Hathaway pulled his car up to the curb and, as he was getting out of the car with his gun drawn, he told the bandit to put his hands up. Instead, the bandit shot at Hathaway's car, hitting the officer in the chest. The bandit ran off, leaving his hat behind as the only evidence. Hathaway fired two shots at the fleeing bandit, but missed. Before he collapsed on the side of the road, Hathaway handed his gun to one of the would-be robbery victims and told him to chase the bandit.

Hathaway was taken to the Receiving Hospital, but was pronounced dead shortly after arrival. The bullet had entered his chest, and was lodged next to his heart.

Dozens of police officers set up a perimeter around the shooting location, and searched houses, streets and alleys. Hathaway's killer was caught about five hours later, found hiding among tall weeds in a vacant lot near the corner of 21st Street and Grand Avenue. He confessed to shooting Hathaway, although he said he was only attempting to scare the officer. It was also determined that the man was wanted in several states, from Missouri to California, for a string of armed robberies.

Hathaway left his widow and their 9-month-old daughter.
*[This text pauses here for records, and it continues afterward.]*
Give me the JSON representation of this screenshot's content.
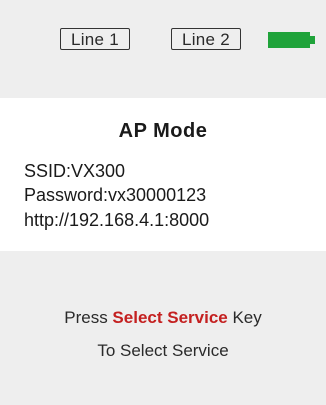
{
  "status_bar": {
    "line1_label": "Line 1",
    "line2_label": "Line 2",
    "battery": {
      "icon": "battery-icon",
      "level": 1.0,
      "color": "#1fa33a"
    }
  },
  "info": {
    "title": "AP Mode",
    "ssid": "SSID:VX300",
    "password": "Password:vx30000123",
    "url": "http://192.168.4.1:8000"
  },
  "instructions": {
    "line1_prefix": "Press ",
    "line1_highlight": "Select Service",
    "line1_suffix": " Key",
    "line2": "To Select Service",
    "highlight_color": "#c42020"
  }
}
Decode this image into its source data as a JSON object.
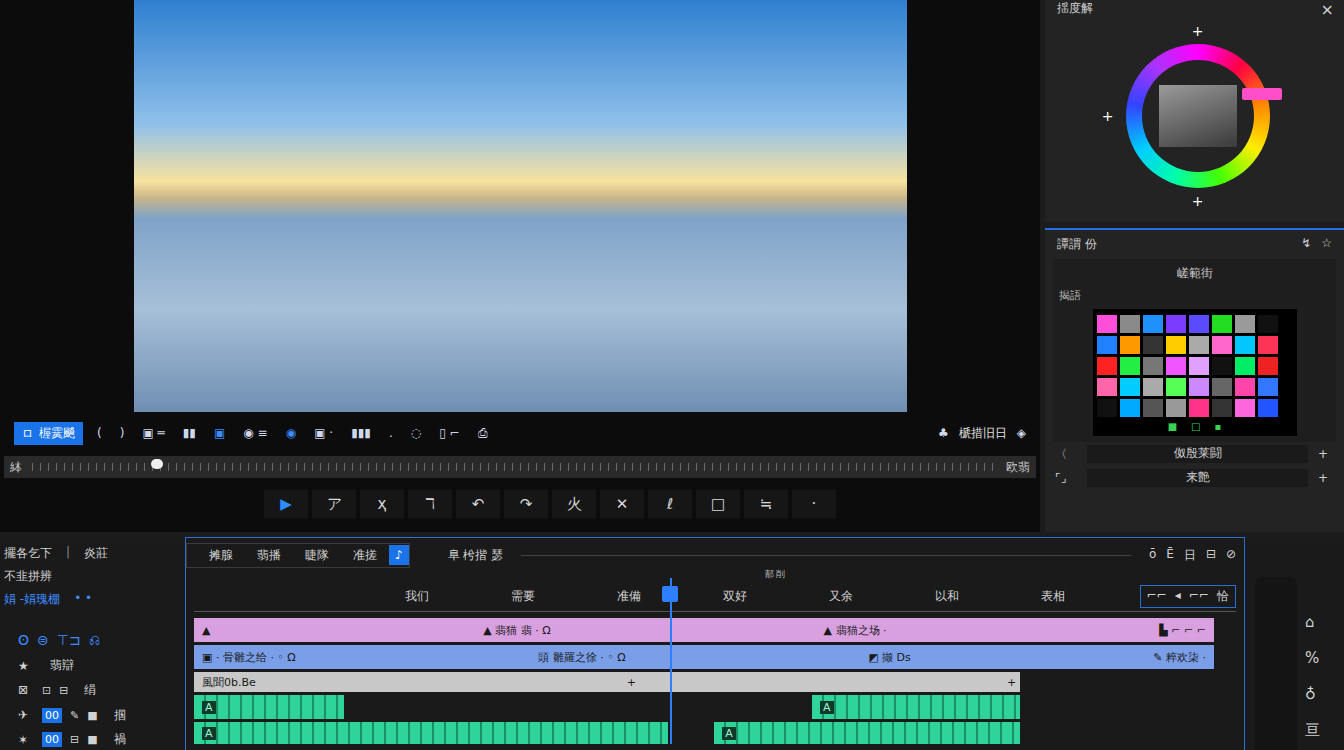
{
  "preview": {
    "kind": "photo"
  },
  "transport": {
    "mode_icon": "ロ",
    "mode_label": "楃霙飇",
    "controls": [
      "(",
      ")",
      "▣ ═",
      "▮▮",
      "▣",
      "◉ ≡",
      "◉",
      "▣ ·",
      "▮▮▮",
      ".",
      "◌",
      "▯ ⌐",
      "⎙"
    ],
    "right_icon": "♣",
    "right_label": "榹措旧日",
    "right_end": "◈"
  },
  "scrubber": {
    "left": "絊",
    "right": "欧翡",
    "level": 0.13
  },
  "tools": [
    {
      "icon": "▶",
      "selected": true
    },
    {
      "icon": "ア",
      "selected": false
    },
    {
      "icon": "ҳ",
      "selected": false
    },
    {
      "icon": "ℸ",
      "selected": false
    },
    {
      "icon": "↶",
      "selected": false
    },
    {
      "icon": "↷",
      "selected": false
    },
    {
      "icon": "火",
      "selected": false
    },
    {
      "icon": "✕",
      "selected": false
    },
    {
      "icon": "ℓ",
      "selected": false
    },
    {
      "icon": "□",
      "selected": false
    },
    {
      "icon": "≒",
      "selected": false
    },
    {
      "icon": "·",
      "selected": false
    }
  ],
  "color_panel": {
    "title": "揺度解",
    "close": "×",
    "markers": [
      "+",
      "+",
      "+"
    ]
  },
  "effects_panel": {
    "title": "譚謂 份",
    "icons": [
      "↯",
      "☆"
    ],
    "heading": "嵯範街",
    "label": "揭語",
    "swatches": [
      "#ff4fd8",
      "#8a8a8a",
      "#1e90ff",
      "#7b3cff",
      "#5a4bff",
      "#22dd22",
      "#9a9a9a",
      "#111111",
      "#2080ff",
      "#ff9900",
      "#333333",
      "#ffcc00",
      "#aaaaaa",
      "#ff66cc",
      "#00c8ff",
      "#ff3355",
      "#ff2222",
      "#22ee44",
      "#777777",
      "#ee55ff",
      "#e0a0ff",
      "#111111",
      "#00ee66",
      "#ee2222",
      "#ff66aa",
      "#00ccff",
      "#aaaaaa",
      "#55ff55",
      "#cc88ff",
      "#666666",
      "#ff44aa",
      "#3377ff",
      "#111111",
      "#00aaff",
      "#555555",
      "#999999",
      "#ff3388",
      "#333333",
      "#ff66dd",
      "#2255ff"
    ],
    "footer": [
      "■",
      "□",
      "▪"
    ],
    "rows": [
      {
        "icon": "〈",
        "label": "伮殷莱闘",
        "add": "+"
      },
      {
        "icon": "⌜⌟",
        "label": "来艶",
        "add": "+"
      }
    ]
  },
  "timeline": {
    "header": {
      "title": "擺各乞下",
      "separator": "|",
      "mode": "炎莊",
      "sub": "不韭拼辨",
      "link": "娟 -娟瑰棚",
      "dots": "•  •"
    },
    "tabs": [
      {
        "label": "摊腺",
        "selected": false
      },
      {
        "label": "翡播",
        "selected": false
      },
      {
        "label": "睫隊",
        "selected": false
      },
      {
        "label": "准搓",
        "selected": false
      },
      {
        "label": "♪",
        "selected": true
      }
    ],
    "title": "阜 枍揩 瑟",
    "time": "郬 削",
    "controls": [
      "ō",
      "Ē",
      "日",
      "⊟",
      "⊘"
    ],
    "ruler": [
      "我们",
      "需要",
      "准備",
      "双好",
      "又余",
      "以和",
      "表相"
    ],
    "zoom": [
      "⌐⌐",
      "◂",
      "⌐⌐",
      "恰"
    ],
    "playhead": 0.467,
    "tracks": [
      {
        "kind": "title",
        "color": "#d9a0e0",
        "header": {
          "kind": "tools",
          "tools": [
            "ʘ",
            "⊜",
            "⊤⊐",
            "⎌"
          ]
        },
        "clips": [
          {
            "start": 0,
            "end": 1,
            "labels": [
              "▲",
              "▲ 翡猫 翡 · Ω",
              "▲ 翡猫之场 ·",
              "▙ ⌐ ⌐ ⌐"
            ]
          }
        ]
      },
      {
        "kind": "video",
        "color": "#7a9fe8",
        "header": {
          "kind": "track",
          "icon": "★",
          "badge": "",
          "buttons": [],
          "label": "翡辯"
        },
        "clips": [
          {
            "start": 0,
            "end": 1,
            "labels": [
              "▣ · 骨雛之给 · ◦ Ω",
              "頭 雛羅之徐 · ◦ Ω",
              "◩ 撷 Ds",
              "✎ 粹欢柒 ·"
            ]
          }
        ]
      },
      {
        "kind": "plain",
        "color": "#c8c8c8",
        "header": {
          "kind": "track",
          "icon": "⊠",
          "badge": "",
          "buttons": [
            "⊡",
            "⊟"
          ],
          "label": "绢"
        },
        "clips": [
          {
            "start": 0,
            "end": 0.81,
            "labels": [
              "風聞0b.Be",
              "+",
              "+"
            ]
          }
        ]
      },
      {
        "kind": "audio",
        "color": "#2fd49a",
        "header": {
          "kind": "track",
          "icon": "✈",
          "badge": "00",
          "buttons": [
            "✎",
            "■"
          ],
          "label": "掴"
        },
        "clips": [
          {
            "start": 0,
            "end": 0.147,
            "labels": [
              "A"
            ]
          },
          {
            "start": 0.606,
            "end": 0.81,
            "labels": [
              "A"
            ]
          }
        ]
      },
      {
        "kind": "audio",
        "color": "#2fd49a",
        "header": {
          "kind": "track",
          "icon": "✶",
          "badge": "00",
          "buttons": [
            "⊟",
            "■"
          ],
          "label": "禍"
        },
        "clips": [
          {
            "start": 0,
            "end": 0.465,
            "labels": [
              "A"
            ]
          },
          {
            "start": 0.51,
            "end": 0.81,
            "labels": [
              "A"
            ]
          }
        ]
      }
    ]
  },
  "side_strip": {
    "icons": [
      "⌂",
      "%",
      "♁",
      "亘"
    ]
  }
}
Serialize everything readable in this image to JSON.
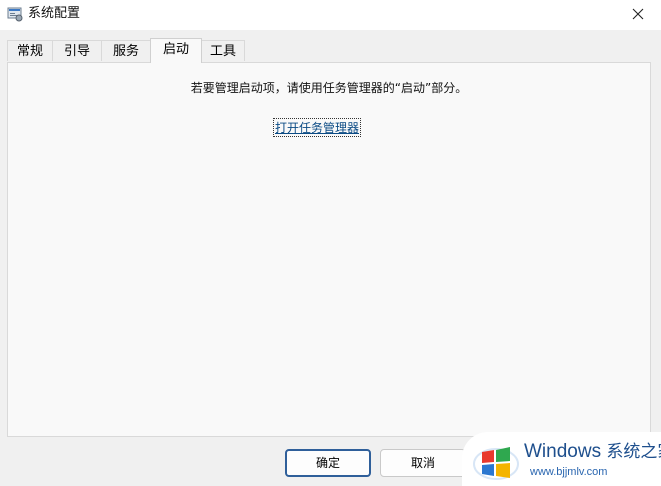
{
  "window": {
    "title": "系统配置"
  },
  "tabs": [
    {
      "label": "常规"
    },
    {
      "label": "引导"
    },
    {
      "label": "服务"
    },
    {
      "label": "启动",
      "active": true
    },
    {
      "label": "工具"
    }
  ],
  "startup_panel": {
    "message": "若要管理启动项，请使用任务管理器的“启动”部分。",
    "link_label": "打开任务管理器"
  },
  "buttons": {
    "ok_label": "确定",
    "cancel_label": "取消"
  },
  "watermark": {
    "brand": "Windows",
    "brand_suffix": "系统之家",
    "url": "www.bjjmlv.com"
  },
  "colors": {
    "link": "#0a4a84",
    "primary_button_border": "#2f5f9a",
    "watermark_text": "#1e4f8d"
  },
  "icons": {
    "app": "msconfig-icon",
    "close": "close-icon",
    "watermark_logo": "windows-logo-icon"
  }
}
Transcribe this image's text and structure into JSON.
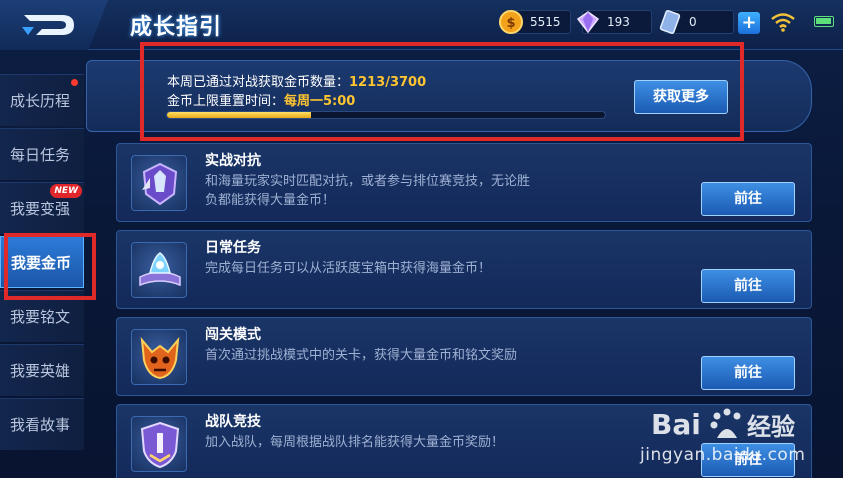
{
  "header": {
    "title": "成长指引",
    "gold": "5515",
    "gems": "193",
    "cards": "0",
    "icons": [
      "back-icon",
      "gold-coin-icon",
      "diamond-icon",
      "voucher-icon",
      "plus-icon",
      "wifi-icon",
      "battery-icon"
    ]
  },
  "sidebar": {
    "items": [
      {
        "label": "成长历程",
        "badge": "red-dot"
      },
      {
        "label": "每日任务"
      },
      {
        "label": "我要变强",
        "badge": "NEW"
      },
      {
        "label": "我要金币",
        "active": true
      },
      {
        "label": "我要铭文"
      },
      {
        "label": "我要英雄"
      },
      {
        "label": "我看故事"
      }
    ],
    "new_badge": "NEW"
  },
  "info": {
    "weekly_label": "本周已通过对战获取金币数量：",
    "weekly_value": "1213/3700",
    "reset_label": "金币上限重置时间：",
    "reset_value": "每周一5:00",
    "progress": 0.3278,
    "more_button": "获取更多"
  },
  "tasks": [
    {
      "name": "实战对抗",
      "desc": "和海量玩家实时匹配对抗，或者参与排位赛竞技，无论胜负都能获得大量金币！",
      "button": "前往",
      "icon": "battle-emblem-icon"
    },
    {
      "name": "日常任务",
      "desc": "完成每日任务可以从活跃度宝箱中获得海量金币！",
      "button": "前往",
      "icon": "daily-task-book-icon"
    },
    {
      "name": "闯关模式",
      "desc": "首次通过挑战模式中的关卡，获得大量金币和铭文奖励",
      "button": "前往",
      "icon": "demon-skull-icon"
    },
    {
      "name": "战队竞技",
      "desc": "加入战队，每周根据战队排名能获得大量金币奖励！",
      "button": "前往",
      "icon": "team-shield-icon"
    }
  ],
  "watermark": {
    "logo": "Baidu经验",
    "url": "jingyan.baidu.com"
  },
  "colors": {
    "accent_gold": "#ffc531",
    "button_blue": "#2a74cf",
    "highlight_red": "#e02a2a"
  }
}
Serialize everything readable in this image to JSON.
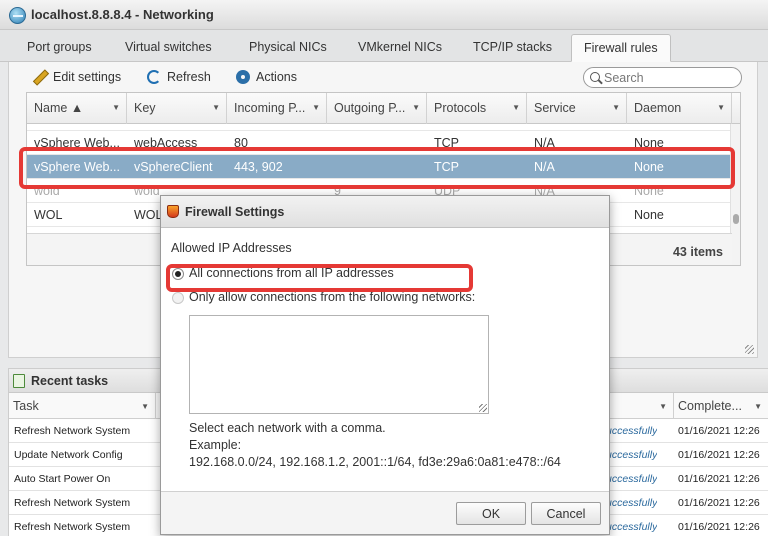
{
  "window": {
    "title": "localhost.8.8.8.4 - Networking"
  },
  "tabs": [
    {
      "label": "Port groups"
    },
    {
      "label": "Virtual switches"
    },
    {
      "label": "Physical NICs"
    },
    {
      "label": "VMkernel NICs"
    },
    {
      "label": "TCP/IP stacks"
    },
    {
      "label": "Firewall rules",
      "active": true
    }
  ],
  "toolbar": {
    "edit_settings": "Edit settings",
    "refresh": "Refresh",
    "actions": "Actions",
    "search_placeholder": "Search"
  },
  "grid": {
    "columns": [
      "Name ▲",
      "Key",
      "Incoming P...",
      "Outgoing P...",
      "Protocols",
      "Service",
      "Daemon"
    ],
    "rows": [
      {
        "name": "vSphere Web...",
        "key": "webAccess",
        "incoming": "80",
        "outgoing": "",
        "protocols": "TCP",
        "service": "N/A",
        "daemon": "None"
      },
      {
        "name": "vSphere Web...",
        "key": "vSphereClient",
        "incoming": "443, 902",
        "outgoing": "",
        "protocols": "TCP",
        "service": "N/A",
        "daemon": "None",
        "selected": true
      },
      {
        "name": "wold",
        "key": "wold",
        "incoming": "",
        "outgoing": "9",
        "protocols": "UDP",
        "service": "N/A",
        "daemon": "None"
      },
      {
        "name": "WOL",
        "key": "WOL",
        "incoming": "",
        "outgoing": "",
        "protocols": "",
        "service": "",
        "daemon": "None"
      }
    ],
    "item_count": "43 items"
  },
  "recent_tasks": {
    "title": "Recent tasks",
    "columns": [
      "Task",
      "",
      "Complete..."
    ],
    "rows": [
      {
        "task": "Refresh Network System",
        "status": "uccessfully",
        "completed": "01/16/2021 12:26"
      },
      {
        "task": "Update Network Config",
        "status": "uccessfully",
        "completed": "01/16/2021 12:26"
      },
      {
        "task": "Auto Start Power On",
        "status": "uccessfully",
        "completed": "01/16/2021 12:26"
      },
      {
        "task": "Refresh Network System",
        "status": "uccessfully",
        "completed": "01/16/2021 12:26"
      },
      {
        "task": "Refresh Network System",
        "status": "uccessfully",
        "completed": "01/16/2021 12:26"
      }
    ]
  },
  "dialog": {
    "title": "Firewall Settings",
    "section_label": "Allowed IP Addresses",
    "option_all": "All connections from all IP addresses",
    "option_only": "Only allow connections from the following networks:",
    "selected_option": "all",
    "hint": "Select each network with a comma.",
    "example_label": "Example:",
    "example_value": "192.168.0.0/24, 192.168.1.2, 2001::1/64, fd3e:29a6:0a81:e478::/64",
    "ok_label": "OK",
    "cancel_label": "Cancel"
  },
  "annotation_color": "#e53935"
}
Hathaway's 22-year-old killer was charged with first-degree murder, and was sentenced to death. He was hanged at San Quentin State Prison on Oct. 29, 1920, less than five months after Hathaway’s death.

Hathaway was buried at Inglewood Park Cemetery, where his widow (who remarried after Hathaway's death), his parents, his older brother, and two of his three sisters are also buried.

Hathaway's sign is on the northeast corner of Main and 24th streets.